Norton’s gruff, Jersey-bred persona immediately goes for the throat in the first track (with a brazen sexual remark about Dakota Fanning), throwing newcomers off balance and reassuring O&A fans they’ll be getting more of the same. “Why shouldn’t I have sex with retarded girls?” he asks a couple tracks later, before turning his gaze to burn victims, who “always look like they just walked into their own surprise party.” It’s met with a lot of awkward guffaws, which turn to general laughter when he follows with, “I guess in one sense they did. It was thrown by gas and matches.”
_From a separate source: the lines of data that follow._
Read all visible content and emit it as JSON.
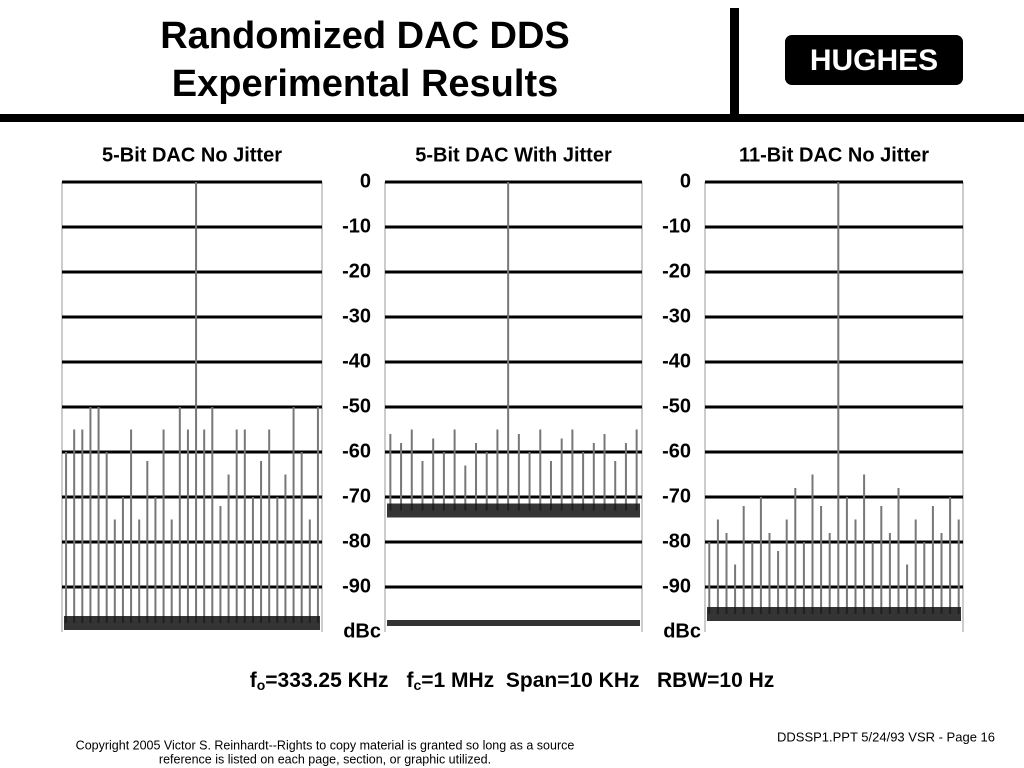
{
  "header": {
    "title": [
      "Randomized DAC DDS",
      "Experimental Results"
    ],
    "logo": "HUGHES"
  },
  "chart_data": [
    {
      "type": "spectrum",
      "title": "5-Bit DAC No Jitter",
      "ylim": [
        -100,
        0
      ],
      "noise_floor": -98,
      "values": [
        -60,
        -55,
        -55,
        -50,
        -50,
        -60,
        -75,
        -70,
        -55,
        -75,
        -62,
        -70,
        -55,
        -75,
        -50,
        -55,
        0,
        -55,
        -50,
        -72,
        -65,
        -55,
        -55,
        -70,
        -62,
        -55,
        -70,
        -65,
        -50,
        -60,
        -75,
        -50
      ]
    },
    {
      "type": "spectrum",
      "title": "5-Bit DAC With Jitter",
      "ylim": [
        -100,
        0
      ],
      "noise_floor": -73,
      "lower_trace": -98,
      "yticks": [
        0,
        -10,
        -20,
        -30,
        -40,
        -50,
        -60,
        -70,
        -80,
        -90
      ],
      "y_label": "dBc",
      "values": [
        -56,
        -58,
        -55,
        -62,
        -57,
        -60,
        -55,
        -63,
        -58,
        -60,
        -55,
        0,
        -56,
        -60,
        -55,
        -62,
        -57,
        -55,
        -60,
        -58,
        -56,
        -62,
        -58,
        -55
      ]
    },
    {
      "type": "spectrum",
      "title": "11-Bit DAC No Jitter",
      "ylim": [
        -100,
        0
      ],
      "noise_floor": -96,
      "yticks": [
        0,
        -10,
        -20,
        -30,
        -40,
        -50,
        -60,
        -70,
        -80,
        -90
      ],
      "y_label": "dBc",
      "values": [
        -80,
        -75,
        -78,
        -85,
        -72,
        -80,
        -70,
        -78,
        -82,
        -75,
        -68,
        -80,
        -65,
        -72,
        -78,
        0,
        -70,
        -75,
        -65,
        -80,
        -72,
        -78,
        -68,
        -85,
        -75,
        -80,
        -72,
        -78,
        -70,
        -75
      ]
    }
  ],
  "caption": {
    "parts": [
      "f",
      "o",
      "=333.25 KHz",
      "f",
      "c",
      "=1 MHz  Span=10 KHz   RBW=10 Hz"
    ]
  },
  "footer": {
    "copyright": [
      "Copyright 2005 Victor S. Reinhardt--Rights to copy material is granted so long as a source",
      "reference is listed on each page, section, or graphic utilized."
    ],
    "page": "DDSSP1.PPT 5/24/93 VSR - Page 16"
  }
}
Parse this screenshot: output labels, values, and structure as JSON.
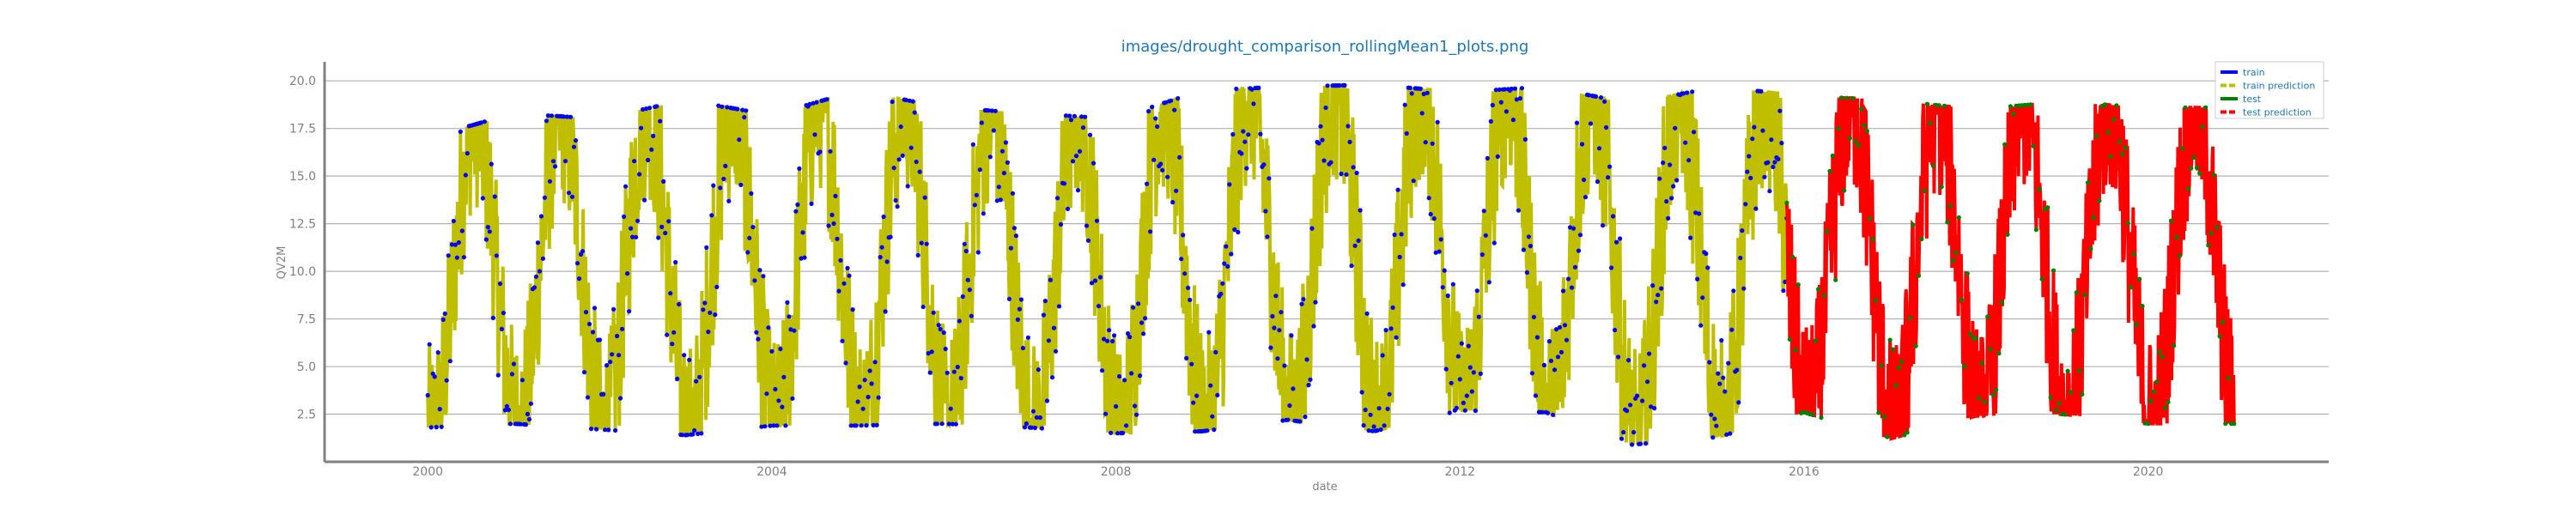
{
  "chart_data": {
    "type": "line",
    "title": "images/drought_comparison_rollingMean1_plots.png",
    "xlabel": "date",
    "ylabel": "QV2M",
    "xlim": [
      1998.8,
      2022.1
    ],
    "ylim": [
      0.0,
      21.0
    ],
    "x_ticks": [
      "2000",
      "2004",
      "2008",
      "2012",
      "2016",
      "2020"
    ],
    "y_ticks": [
      "2.5",
      "5.0",
      "7.5",
      "10.0",
      "12.5",
      "15.0",
      "17.5",
      "20.0"
    ],
    "grid": "horizontal",
    "legend_position": "top-right",
    "series": [
      {
        "name": "train",
        "color": "#0000ff",
        "x_range": [
          2000.0,
          2015.8
        ],
        "style": "markers"
      },
      {
        "name": "train prediction",
        "color": "#bfbf00",
        "x_range": [
          2000.0,
          2015.8
        ],
        "style": "dashed-line"
      },
      {
        "name": "test",
        "color": "#008000",
        "x_range": [
          2015.8,
          2021.0
        ],
        "style": "markers"
      },
      {
        "name": "test prediction",
        "color": "#ff0000",
        "x_range": [
          2015.8,
          2021.0
        ],
        "style": "dashed-line"
      }
    ],
    "seasonal_envelope": {
      "description": "daily values oscillate annually",
      "yearly_peaks": [
        {
          "year": 2000,
          "max": 17.0,
          "min": 1.8
        },
        {
          "year": 2001,
          "max": 18.3,
          "min": 2.0
        },
        {
          "year": 2002,
          "max": 18.0,
          "min": 1.7
        },
        {
          "year": 2003,
          "max": 19.0,
          "min": 1.4
        },
        {
          "year": 2004,
          "max": 18.2,
          "min": 1.9
        },
        {
          "year": 2005,
          "max": 19.5,
          "min": 1.9
        },
        {
          "year": 2006,
          "max": 18.6,
          "min": 2.0
        },
        {
          "year": 2007,
          "max": 18.3,
          "min": 1.8
        },
        {
          "year": 2008,
          "max": 18.0,
          "min": 1.5
        },
        {
          "year": 2009,
          "max": 19.5,
          "min": 1.6
        },
        {
          "year": 2010,
          "max": 19.7,
          "min": 2.2
        },
        {
          "year": 2011,
          "max": 19.8,
          "min": 1.6
        },
        {
          "year": 2012,
          "max": 19.4,
          "min": 2.7
        },
        {
          "year": 2013,
          "max": 19.7,
          "min": 2.6
        },
        {
          "year": 2014,
          "max": 18.8,
          "min": 0.9
        },
        {
          "year": 2015,
          "max": 19.7,
          "min": 1.3
        },
        {
          "year": 2016,
          "max": 19.2,
          "min": 2.6
        },
        {
          "year": 2017,
          "max": 19.0,
          "min": 1.2
        },
        {
          "year": 2018,
          "max": 18.5,
          "min": 2.4
        },
        {
          "year": 2019,
          "max": 18.9,
          "min": 2.5
        },
        {
          "year": 2020,
          "max": 18.6,
          "min": 2.0
        }
      ]
    }
  }
}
White guilt, clueless cultural tourists and more random topics follow until, about halfway through the 26-track, 47-minute affair, he goes all in with the sex jokes. The more intimate he gets, the dirtier he gets. A couple of times the physicality and resulting silence on the album seems ill-suited for the audio-only medium (see “Spankin’ a Bitch Too Hard”) but it’s brief enough. “I really pick a lot of tough targets: invalids, retarded girls and dead babies,” Norton says with no hint or remorse. “God, what a scumbag.”
If you’re already struggling with his nasal, sandpapery delivery and relentless focus on bodily fluids, you might start to agree. But the album’s biggest weakness is its failure to build on any larger theme or point. It’s just a bunch of dirty-minded, crisply-delivered jokes about bein’ a dude and watching idiots be idiots. In that sense, the album might be best enjoyed as a series of distinct tracks, perhaps separated by commercials or other voices. You know, kind of like a radio show.
No doubt this seasoned professional has only gotten saltier in the five years since Baby was recorded, and Norton’s fans will appreciate this early holiday gift. But as the superior Please Be Offended special proved, he’s also gotten better since then.